Phil Fersht, directeur général de HFS Research, une société de conseil qui suit le secteur mondial de l’externalisation et des services aux entreprises, a déclaré à TechCrunch que le développement ne devrait pas être considéré simplement comme un déplacement d’emplois de l’Inde vers les États-Unis. Le changement le plus important, a-t-il déclaré, est que l’IA réduit en premier lieu le nombre de main-d’œuvre opérationnelle dont les entreprises ont besoin, permettant ainsi aux entreprises de gérer des organisations plus légères, quel que soit leur emplacement.
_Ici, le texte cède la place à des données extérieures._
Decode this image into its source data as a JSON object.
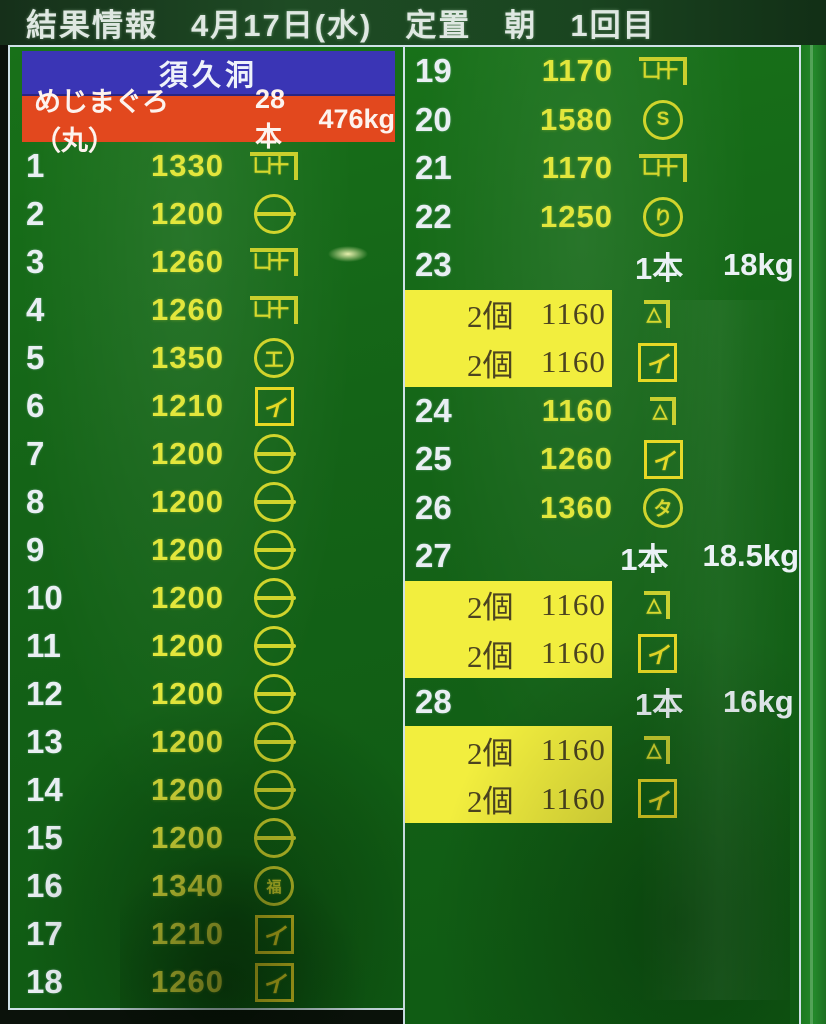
{
  "colors": {
    "board_green": "#146317",
    "header_blue": "#3a35b5",
    "banner_red": "#e2481e",
    "price_yellow": "#e2e63c",
    "number_white": "#e9eff3",
    "highlight_yellow": "#f2ee3e",
    "highlight_text": "#4c4420",
    "mark_yellow": "#d6d82e",
    "border_white": "#cfe2e8"
  },
  "header": {
    "title": "結果情報　4月17日(水)　定置　朝　1回目"
  },
  "panel": {
    "station": "須久洞",
    "banner": {
      "species": "めじまぐろ（丸）",
      "count": "28本",
      "weight": "476kg"
    },
    "marks": {
      "kane_ke": {
        "shape": "kane",
        "glyph": "凵十",
        "name": "kane-ke-buyer-mark"
      },
      "maru_bar": {
        "shape": "circle-bar",
        "glyph": "",
        "name": "circled-bar-buyer-mark"
      },
      "maru_s": {
        "shape": "circle",
        "glyph": "S",
        "name": "circled-s-buyer-mark"
      },
      "maru_ri": {
        "shape": "circle",
        "glyph": "り",
        "name": "circled-ri-buyer-mark"
      },
      "maru_ta": {
        "shape": "circle",
        "glyph": "タ",
        "name": "circled-ta-buyer-mark"
      },
      "maru_ko": {
        "shape": "circle",
        "glyph": "工",
        "name": "circled-ko-buyer-mark"
      },
      "maru_fuku": {
        "shape": "circle",
        "glyph": "福",
        "small": true,
        "name": "circled-fuku-buyer-mark"
      },
      "kaku_i": {
        "shape": "square",
        "glyph": "イ",
        "name": "boxed-i-buyer-mark"
      },
      "kane_tri": {
        "shape": "kane",
        "glyph": "△",
        "name": "kane-triangle-buyer-mark"
      }
    },
    "left_rows": [
      {
        "no": "1",
        "price": "1330",
        "mark": "kane_ke"
      },
      {
        "no": "2",
        "price": "1200",
        "mark": "maru_bar"
      },
      {
        "no": "3",
        "price": "1260",
        "mark": "kane_ke"
      },
      {
        "no": "4",
        "price": "1260",
        "mark": "kane_ke"
      },
      {
        "no": "5",
        "price": "1350",
        "mark": "maru_ko"
      },
      {
        "no": "6",
        "price": "1210",
        "mark": "kaku_i"
      },
      {
        "no": "7",
        "price": "1200",
        "mark": "maru_bar"
      },
      {
        "no": "8",
        "price": "1200",
        "mark": "maru_bar"
      },
      {
        "no": "9",
        "price": "1200",
        "mark": "maru_bar"
      },
      {
        "no": "10",
        "price": "1200",
        "mark": "maru_bar"
      },
      {
        "no": "11",
        "price": "1200",
        "mark": "maru_bar"
      },
      {
        "no": "12",
        "price": "1200",
        "mark": "maru_bar"
      },
      {
        "no": "13",
        "price": "1200",
        "mark": "maru_bar"
      },
      {
        "no": "14",
        "price": "1200",
        "mark": "maru_bar"
      },
      {
        "no": "15",
        "price": "1200",
        "mark": "maru_bar"
      },
      {
        "no": "16",
        "price": "1340",
        "mark": "maru_fuku"
      },
      {
        "no": "17",
        "price": "1210",
        "mark": "kaku_i"
      },
      {
        "no": "18",
        "price": "1260",
        "mark": "kaku_i"
      }
    ],
    "right_rows": [
      {
        "no": "19",
        "price": "1170",
        "mark": "kane_ke"
      },
      {
        "no": "20",
        "price": "1580",
        "mark": "maru_s"
      },
      {
        "no": "21",
        "price": "1170",
        "mark": "kane_ke"
      },
      {
        "no": "22",
        "price": "1250",
        "mark": "maru_ri"
      },
      {
        "no": "23",
        "count": "1本",
        "weight": "18kg"
      },
      {
        "highlight": true,
        "pieces": "2個",
        "price": "1160",
        "mark": "kane_tri"
      },
      {
        "highlight": true,
        "pieces": "2個",
        "price": "1160",
        "mark": "kaku_i"
      },
      {
        "no": "24",
        "price": "1160",
        "mark": "kane_tri"
      },
      {
        "no": "25",
        "price": "1260",
        "mark": "kaku_i"
      },
      {
        "no": "26",
        "price": "1360",
        "mark": "maru_ta"
      },
      {
        "no": "27",
        "count": "1本",
        "weight": "18.5kg"
      },
      {
        "highlight": true,
        "pieces": "2個",
        "price": "1160",
        "mark": "kane_tri"
      },
      {
        "highlight": true,
        "pieces": "2個",
        "price": "1160",
        "mark": "kaku_i"
      },
      {
        "no": "28",
        "count": "1本",
        "weight": "16kg"
      },
      {
        "highlight": true,
        "pieces": "2個",
        "price": "1160",
        "mark": "kane_tri"
      },
      {
        "highlight": true,
        "pieces": "2個",
        "price": "1160",
        "mark": "kaku_i"
      }
    ]
  }
}
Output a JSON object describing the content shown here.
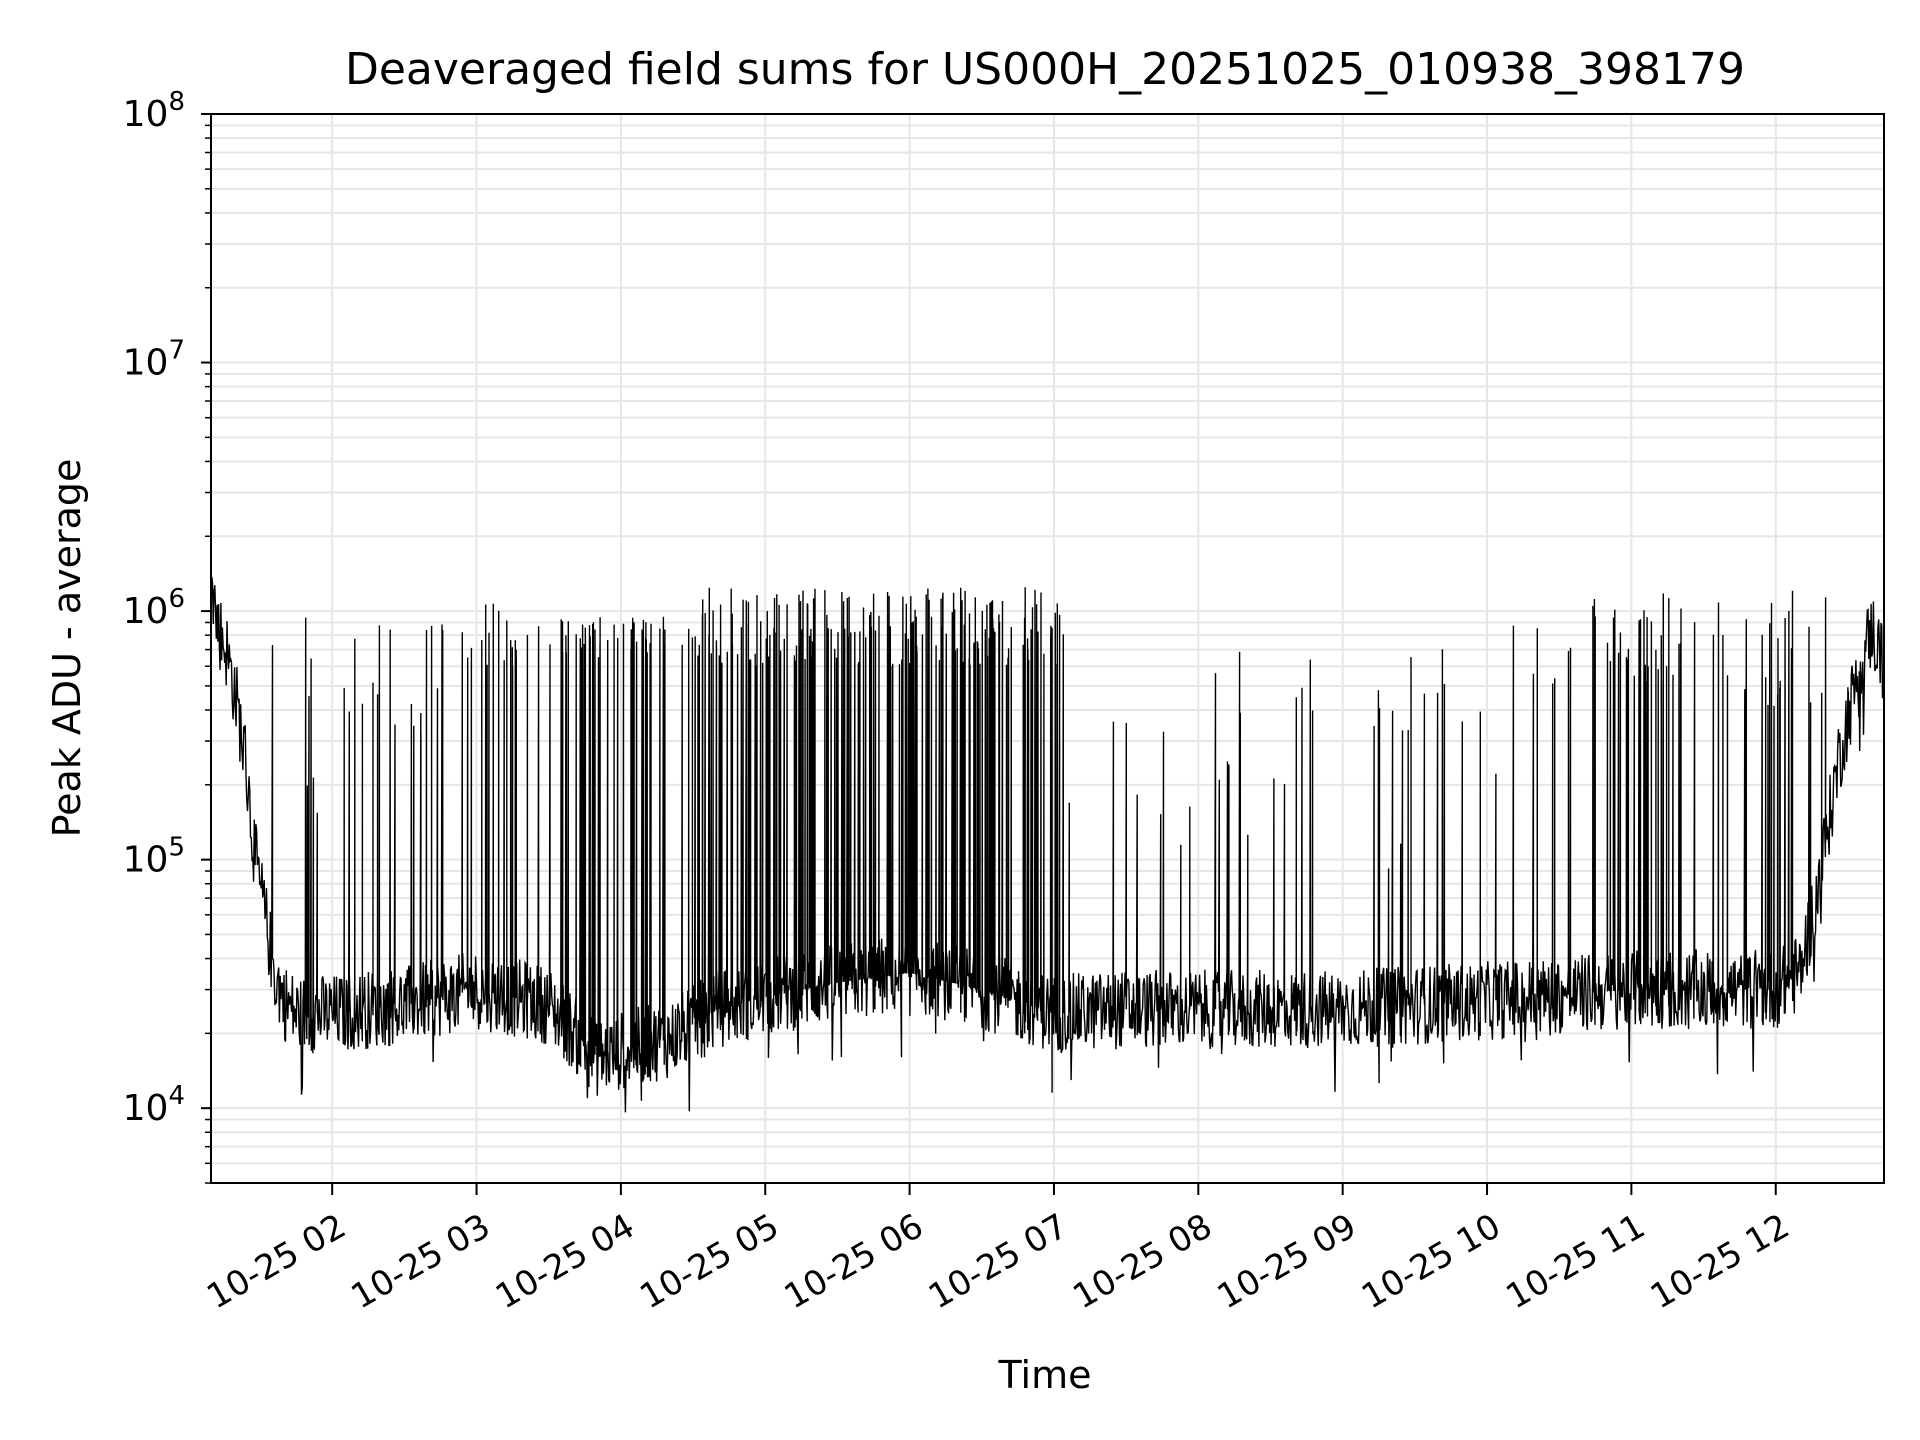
{
  "chart_data": {
    "type": "line",
    "title": "Deaveraged field sums for US000H_20251025_010938_398179",
    "xlabel": "Time",
    "ylabel": "Peak ADU - average",
    "yscale": "log",
    "ylim": [
      5000,
      100000000
    ],
    "xlim": [
      "2025-10-25T01:09:38",
      "2025-10-25T12:45:00"
    ],
    "grid": true,
    "line_color": "#000000",
    "x_ticks": [
      {
        "t": "2025-10-25T02:00",
        "label": "10-25 02"
      },
      {
        "t": "2025-10-25T03:00",
        "label": "10-25 03"
      },
      {
        "t": "2025-10-25T04:00",
        "label": "10-25 04"
      },
      {
        "t": "2025-10-25T05:00",
        "label": "10-25 05"
      },
      {
        "t": "2025-10-25T06:00",
        "label": "10-25 06"
      },
      {
        "t": "2025-10-25T07:00",
        "label": "10-25 07"
      },
      {
        "t": "2025-10-25T08:00",
        "label": "10-25 08"
      },
      {
        "t": "2025-10-25T09:00",
        "label": "10-25 09"
      },
      {
        "t": "2025-10-25T10:00",
        "label": "10-25 10"
      },
      {
        "t": "2025-10-25T11:00",
        "label": "10-25 11"
      },
      {
        "t": "2025-10-25T12:00",
        "label": "10-25 12"
      }
    ],
    "y_ticks": [
      {
        "value": 10000,
        "base": "10",
        "exp": "4"
      },
      {
        "value": 100000,
        "base": "10",
        "exp": "5"
      },
      {
        "value": 1000000,
        "base": "10",
        "exp": "6"
      },
      {
        "value": 10000000,
        "base": "10",
        "exp": "7"
      },
      {
        "value": 100000000,
        "base": "10",
        "exp": "8"
      }
    ],
    "series": [
      {
        "baseline": {
          "x": [
            "2025-10-25T01:09:38",
            "2025-10-25T01:12",
            "2025-10-25T01:16",
            "2025-10-25T01:20",
            "2025-10-25T01:24",
            "2025-10-25T01:28",
            "2025-10-25T01:32",
            "2025-10-25T01:36",
            "2025-10-25T01:40",
            "2025-10-25T01:45",
            "2025-10-25T02:00",
            "2025-10-25T02:30",
            "2025-10-25T03:00",
            "2025-10-25T03:30",
            "2025-10-25T03:50",
            "2025-10-25T04:00",
            "2025-10-25T04:20",
            "2025-10-25T04:40",
            "2025-10-25T05:00",
            "2025-10-25T05:30",
            "2025-10-25T06:00",
            "2025-10-25T06:30",
            "2025-10-25T07:00",
            "2025-10-25T07:30",
            "2025-10-25T08:00",
            "2025-10-25T09:00",
            "2025-10-25T10:00",
            "2025-10-25T11:00",
            "2025-10-25T12:00",
            "2025-10-25T12:10",
            "2025-10-25T12:18",
            "2025-10-25T12:26",
            "2025-10-25T12:34",
            "2025-10-25T12:40",
            "2025-10-25T12:45"
          ],
          "y": [
            1500000,
            900000,
            700000,
            450000,
            250000,
            100000,
            60000,
            35000,
            27000,
            24000,
            24000,
            26000,
            30000,
            26000,
            16000,
            17000,
            19000,
            25000,
            28000,
            32000,
            35000,
            30000,
            24000,
            25000,
            25000,
            25000,
            27000,
            30000,
            30000,
            35000,
            80000,
            250000,
            550000,
            850000,
            600000
          ]
        },
        "spike_ranges": [
          {
            "from": "2025-10-25T01:30",
            "to": "2025-10-25T02:00",
            "count": 7,
            "peak": [
              100000,
              950000
            ]
          },
          {
            "from": "2025-10-25T02:00",
            "to": "2025-10-25T02:45",
            "count": 16,
            "peak": [
              250000,
              1050000
            ]
          },
          {
            "from": "2025-10-25T02:45",
            "to": "2025-10-25T03:30",
            "count": 22,
            "peak": [
              600000,
              1100000
            ]
          },
          {
            "from": "2025-10-25T03:30",
            "to": "2025-10-25T04:30",
            "count": 48,
            "peak": [
              650000,
              950000
            ]
          },
          {
            "from": "2025-10-25T04:30",
            "to": "2025-10-25T07:05",
            "count": 190,
            "peak": [
              600000,
              1250000
            ]
          },
          {
            "from": "2025-10-25T07:05",
            "to": "2025-10-25T09:30",
            "count": 30,
            "peak": [
              90000,
              700000
            ]
          },
          {
            "from": "2025-10-25T09:30",
            "to": "2025-10-25T10:15",
            "count": 8,
            "peak": [
              200000,
              1000000
            ]
          },
          {
            "from": "2025-10-25T10:15",
            "to": "2025-10-25T11:10",
            "count": 28,
            "peak": [
              500000,
              1150000
            ]
          },
          {
            "from": "2025-10-25T11:10",
            "to": "2025-10-25T12:45",
            "count": 40,
            "peak": [
              400000,
              1300000
            ]
          }
        ]
      }
    ]
  }
}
« Il ne s’agit pas d’une restructuration isolée », a déclaré Fersht. « Cela fait partie d’un modèle beaucoup plus large que nous commençons à observer à mesure que les entreprises repensent leurs opérations autour de l’IA, de l’automatisation et de flux de travail beaucoup plus allégés. »
Fersht a fait valoir que les gagnants seraient les entreprises qui combinent l’IA, les logiciels et l’expertise humaine pour obtenir des résultats sans augmenter continuellement les effectifs, un modèle qu’il a décrit comme « Services en tant que logiciel ». Bien qu’Opendoor soit peut-être l’un des premiers exemples très médiatisés, il a déclaré qu’il était peu probable que ce soit le dernier.
Certains investisseurs extrapolent déjà au-delà des entreprises individuelles. Varun Rekhi, spécialiste du capital-risque chez Speedinvest, a fait valoir que si l’IA réduisait la demande de services à forte intensité de main-d’œuvre, elle pourrait éventuellement exercer une pression sur l’une des industries d’exportation les plus importantes de l’Inde, construite autour de la fourniture de talents et d’expertise aux entreprises mondiales.
Pour l’instant, Opendoor reste une étude de cas complexe – une entreprise qui réduit considérablement ses effectifs depuis des années et dont la sortie de l’Inde peut en dire autant sur ses propres difficultés que sur l’avenir de l’IA et du travail offshore.